À la recherche d’une écrivaine égyptienne perdue

Ce livre de la poétesse Iman Mersal est un récit étrange et dense, qui suit avec minutie et inventivité la piste d’une romancière oblitérée par l’histoire de la littérature arabe moderne, Enayat Zayyat. Il vient de remporter le prix émirati Sheikh Zayed, institution éminente du champ littéraire de langue arabe. Une semaine plus tôt, paraissait sa traduction française par Richard Jacquemond.


Iman Mersal, Sur les traces d’Enayat Zayyat. Trad. de l’arabe (Égypte) par Richard Jacquemond. Actes Sud, 288 p., 22 €


Iman Mersal, qui enseigne au Canada, est une figure du renouveau poétique égyptien des années 1990 – on peut lire en français l’anthologie composée et traduite par Richard Jacquemond, Des choses m’ont échappé (Actes Sud/Sindbad, 2018). Elle a fait paraître en 2017 au Caire Comment réparer, profonde réflexion sur la maternité déguisée en guide pratique, une œuvre en prose non fictionnelle d’une grande originalité.
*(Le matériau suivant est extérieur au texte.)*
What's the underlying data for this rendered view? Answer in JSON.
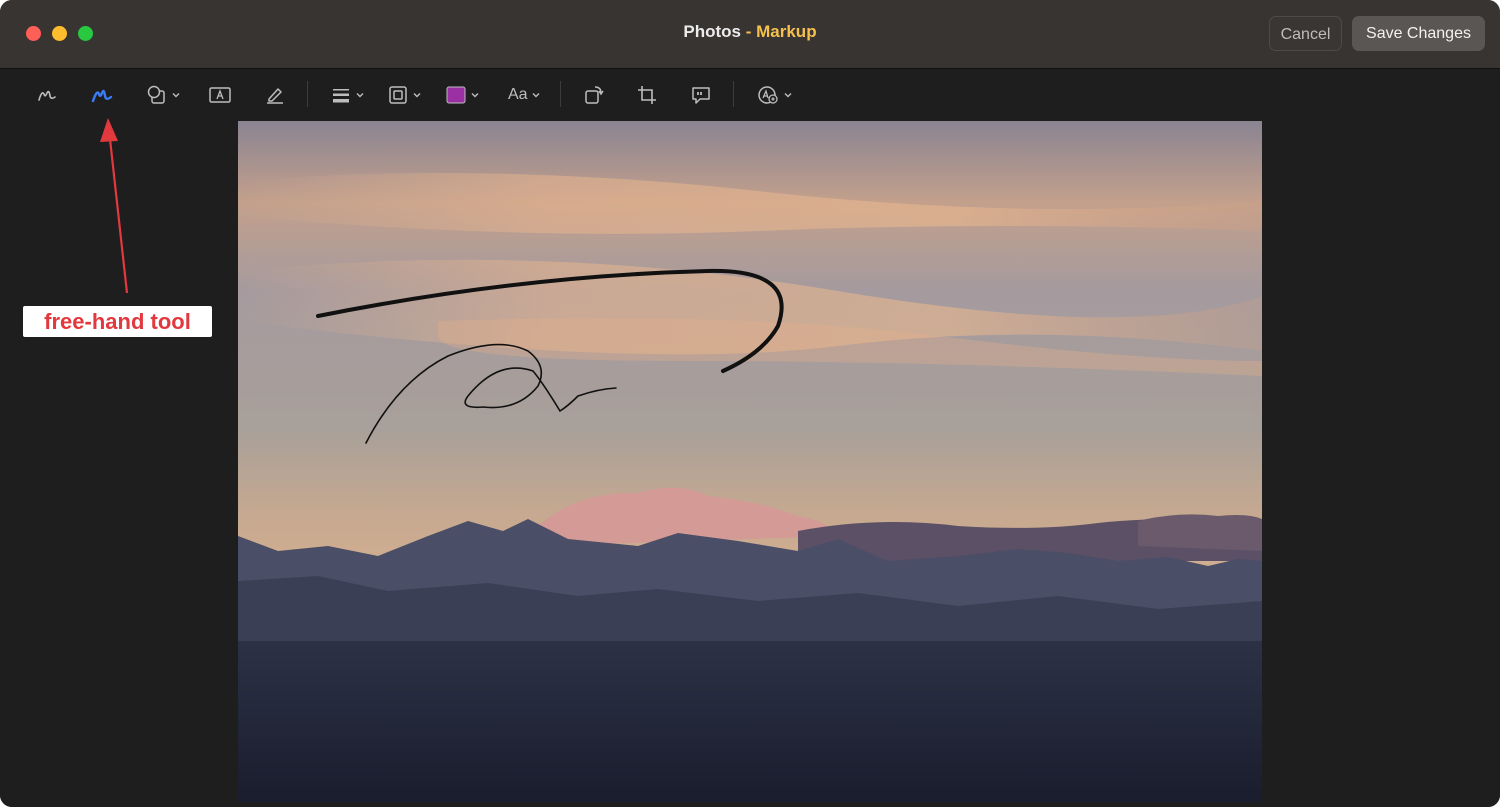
{
  "window": {
    "title_app": "Photos",
    "title_sep": " - ",
    "title_mode": "Markup",
    "cancel_label": "Cancel",
    "save_label": "Save Changes"
  },
  "toolbar": {
    "tools": [
      {
        "name": "sketch",
        "icon": "sketch-pen-icon"
      },
      {
        "name": "draw",
        "icon": "draw-pen-icon",
        "selected": true
      },
      {
        "name": "shapes",
        "icon": "shapes-icon"
      },
      {
        "name": "text",
        "icon": "text-box-icon"
      },
      {
        "name": "highlight",
        "icon": "highlighter-icon"
      },
      {
        "name": "shape-style",
        "icon": "line-weight-icon"
      },
      {
        "name": "border-color",
        "icon": "border-icon"
      },
      {
        "name": "fill-color",
        "icon": "color-swatch-icon"
      },
      {
        "name": "text-style",
        "icon": "text-style-icon"
      },
      {
        "name": "rotate",
        "icon": "rotate-icon"
      },
      {
        "name": "crop",
        "icon": "crop-icon"
      },
      {
        "name": "description",
        "icon": "speech-bubble-icon"
      },
      {
        "name": "signature",
        "icon": "signature-icon"
      }
    ],
    "text_style_label": "Aa",
    "fill_color": "#9b2fa4",
    "selected_color": "#3b7cf5"
  },
  "annotation": {
    "label": "free-hand tool",
    "color": "#e2393f"
  }
}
Le livre part de peu de faits : Enayat Zayyat, jeune écrivaine issue de la bourgeoisie égyptienne, se donne la mort début 1963 à l’âge de vingt-six ans. Son unique roman achevé, L’amour et le silence, qu’elle avait en vain cherché à faire publier, paraît à titre posthume en 1967. Son nom est vite rayé de la chronique d’une époque dont la richesse culturelle est pourtant depuis célébrée, fantasmée, idéalisée, en Égypte et ailleurs. Le hasard des rayons d’un bouquiniste met ce livre entre les mains d’Iman Mersal. Plutôt que d’en faire la matière d’une rêverie élégiaque de plus sur les vertus du temps jadis, de forger un nouveau mythe à la cohérence suspecte, Sur les traces d’Enayat Zayyat confronte témoignages, archives écrites et photographiques, généalogies, lieux, oublis et omissions, en un corps-à-corps intransigeant.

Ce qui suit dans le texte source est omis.